Pakistan an old sinner

Mumbai: The ongoing ‘Operation Sindoor’ has been punctuated by fresh instances of cease-fire violations (CFVs) along the Line of Control (LoC) by Pakistan in specific border areas, as revealed by the Indian Army this week.


The trend is not new and Pakistan has been adept at CFVs with official data showing an average 13 daily breaches of truce during 10 years from 2010-2021.


During that period, the LoC in the erstwhile state Jammu & Kashmir suffered some 14,411 CFVs, with the figures dramatically shooting up after 2014 when the NDA government headed by PM Narendra Modi took office.


The eye-popping data was revealed to Pune activist Prafful Sarda in a RTI reply, showing 593 CFVs during the erstwhile UPA’s former PM Dr. Manmohan Singh’s tenure, and 13,818 under the NDA regimes post-2014 – totaling to 14,411 in 10 years.


Interestingly, the figure of border infringement was just one (01) in 2004 – when Dr. Singh’s government came to power - which shot up to an astronomical 4,645 in 2020.


This was despite the admirable surgical air-strikes in Balakot (Feb. 2019) and the country acquiring a sleek fleet of Rafale fighter jets (July 2020).


As per the RTI reply, the truce violations pertained to the LoC, and the government had categorically refused to divulge details of CFVs along the India-China borders, including specifics like the Doklam deadlock (June-Aug. 2017).


“The government invoked Sec. 8 (1)(a) of the RTI Act, 2005 to deny the Doklam details. The officialdom feels that such disclosure could affect India’s sovereignty and integrity, her security, strategic, scientific or economic interests, relations with foreign states, et al,” Sarda told 'The Perfect Voice'.


Starting with one CFV in 2004, it climbed to 6 (2005), 3 (2006), 21 (2007), 77 (2008), down to 28 (2009), and thereafter kept soaring each year – 44 (2010), 51 (2011), 93 (2012) and 199 (2013), at the fag end of the UPA’s second tenure.


Under the NDA, things appeared bright as CFV dropped to 153 (2014) and 152 (2015), and after PM Modi’s surprise visit to Pakistan to meet and greet ex-PM Nawaz Sharif on his birthday in Dec. 2015, the truce was flouted a whopping 228 times (2016).

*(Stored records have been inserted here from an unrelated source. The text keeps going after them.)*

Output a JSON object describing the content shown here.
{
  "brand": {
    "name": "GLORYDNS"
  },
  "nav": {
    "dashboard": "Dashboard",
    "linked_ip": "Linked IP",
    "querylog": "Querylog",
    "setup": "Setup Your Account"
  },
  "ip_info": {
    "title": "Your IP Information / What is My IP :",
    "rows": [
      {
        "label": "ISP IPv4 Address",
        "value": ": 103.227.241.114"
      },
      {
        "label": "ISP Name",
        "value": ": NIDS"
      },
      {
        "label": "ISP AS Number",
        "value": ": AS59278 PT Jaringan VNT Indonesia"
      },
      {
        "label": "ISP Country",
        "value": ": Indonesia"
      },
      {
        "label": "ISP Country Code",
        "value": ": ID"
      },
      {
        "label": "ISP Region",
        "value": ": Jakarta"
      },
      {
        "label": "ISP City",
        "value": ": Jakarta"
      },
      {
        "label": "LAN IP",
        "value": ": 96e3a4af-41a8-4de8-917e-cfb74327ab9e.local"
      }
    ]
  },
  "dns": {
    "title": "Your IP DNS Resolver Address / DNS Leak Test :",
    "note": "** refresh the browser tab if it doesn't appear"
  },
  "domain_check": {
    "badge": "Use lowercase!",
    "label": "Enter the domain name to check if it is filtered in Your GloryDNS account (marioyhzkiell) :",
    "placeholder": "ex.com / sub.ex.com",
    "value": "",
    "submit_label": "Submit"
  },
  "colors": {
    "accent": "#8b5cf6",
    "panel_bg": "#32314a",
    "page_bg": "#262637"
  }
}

In 2017, after Nirmala Sitharaman became Defence Minister, the rumblings on the borders increased with a staggering 860 CFVs – almost quadrupling over the previous year which also saw the Uri attacks by Pakistan and India’s retaliatory surgical strikes.


The CFV’s kept shooting up – 1,629 (2018), 3,233 (2019), and as NDA 2.0 was settling down in office, there were 4,645 truce violations (2020), and 524 (Jan-Feb. 2021) – the last two at the height of the Coronavirus Pandemic when the country remained under different lockdowns.